Should the FCC return to Title II classification, “the consequence would not be an automatic delegation of authority to the states to regulate [the] internet,” Osborn noted. “It also would not constitute regulation of the internet, but rather regulation of the means by which traffic on the internet moves.” The FCC specifically forbore rate regulation in the 2015 open internet order “and is likely poised to do so again.”
Net neutrality rules across different states appear “consistent with each other,” said the panel’s moderator, Massachusetts Department of Telecommunications and Cable Commissioner Karen Charles. “Why is industry concerned about state action?”
But rules in various states are inconsistent, argued communications industry attorney Matt Murchison of Latham & Watkins. Even shared terminology could be interpreted in different ways, he said. Some but not all state rules include a general conduct standard that says not to unreasonably disadvantage end users’ access to content or content providers’ access to end users, noted Murchison. California “swept interconnection into the net neutrality debate,” and some states don’t carve out “reasonable network management,” he added.

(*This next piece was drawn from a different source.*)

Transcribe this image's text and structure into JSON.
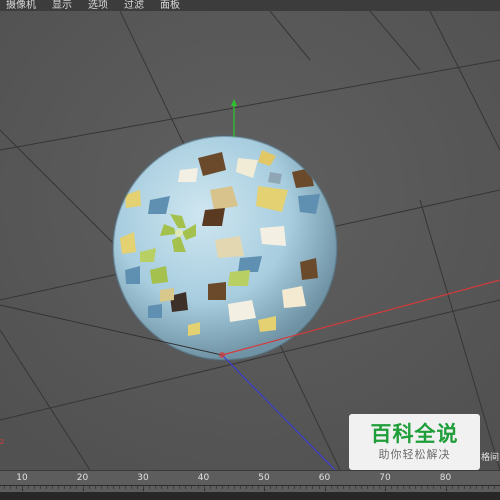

Policymakers haven’t been able to point to any “real instances of harm” with the current Title I classification of broadband, said Murchison. The internet was treated as an information service for all but the two-to-three years between the 2015 and 2018 FCC orders, the lawyer said. "The common carrier treatment of broadband really was a swerve."
NARUC passed multiple resolutions on net neutrality over the years. A 2014 resolution encouraged the FCC to craft net neutrality rules using Communications Act Section 706 as its main legal justification, with Title II authority as a backup (see 1407160087). A 2015 resolution called for congressional action (see 1507140074).
It’s “premature” to say whether NARUC’s position will change, Schram told us Monday. “We’ve got some new Telecom Committee members since the last time.” With net neutrality, “you’re talking about … how far do you go?” said the Republican from the Nebraska Public Service Commission. “Do you want heavy-handed regulation, light-touch regulations [or] somewhere in between?” Schram said he thinks “major policy still has to come at the federal level” because the internet and broadband are interstate and nationwide. “There needs to be a framework. If states do get some level of regulatory authority … it has to be consistent from state to state,” so industry doesn’t have to comply with a patchwork.
Congress should continue the affordable connectivity program (ACP) with “guardrails” to ensure funds are used wisely, said Schram. “The big question is how much speed does someone really need” for homework and other “life-essential things,” he said. The Republican doesn’t consider funding ACP a political issue, he said. Rather, it’s about “what meets the demands of the public interest” and “not going beyond that.” Pennsylvania Public Utility Commission Chairman Stephen DeFrank, another Telecom Committee member, urged Congress to renew ACP in an interview this week (see 2311140035).
The Nebraska PSC soon plans to set hearings on two probes into big 911 outages from September involving Lumen and Windstream (see 2309120046), said Schram. “Our entire commission takes that very seriously, and we fully expect answers from these investigations.” The commission also soon plans to analyze problems with landline service quality, he said.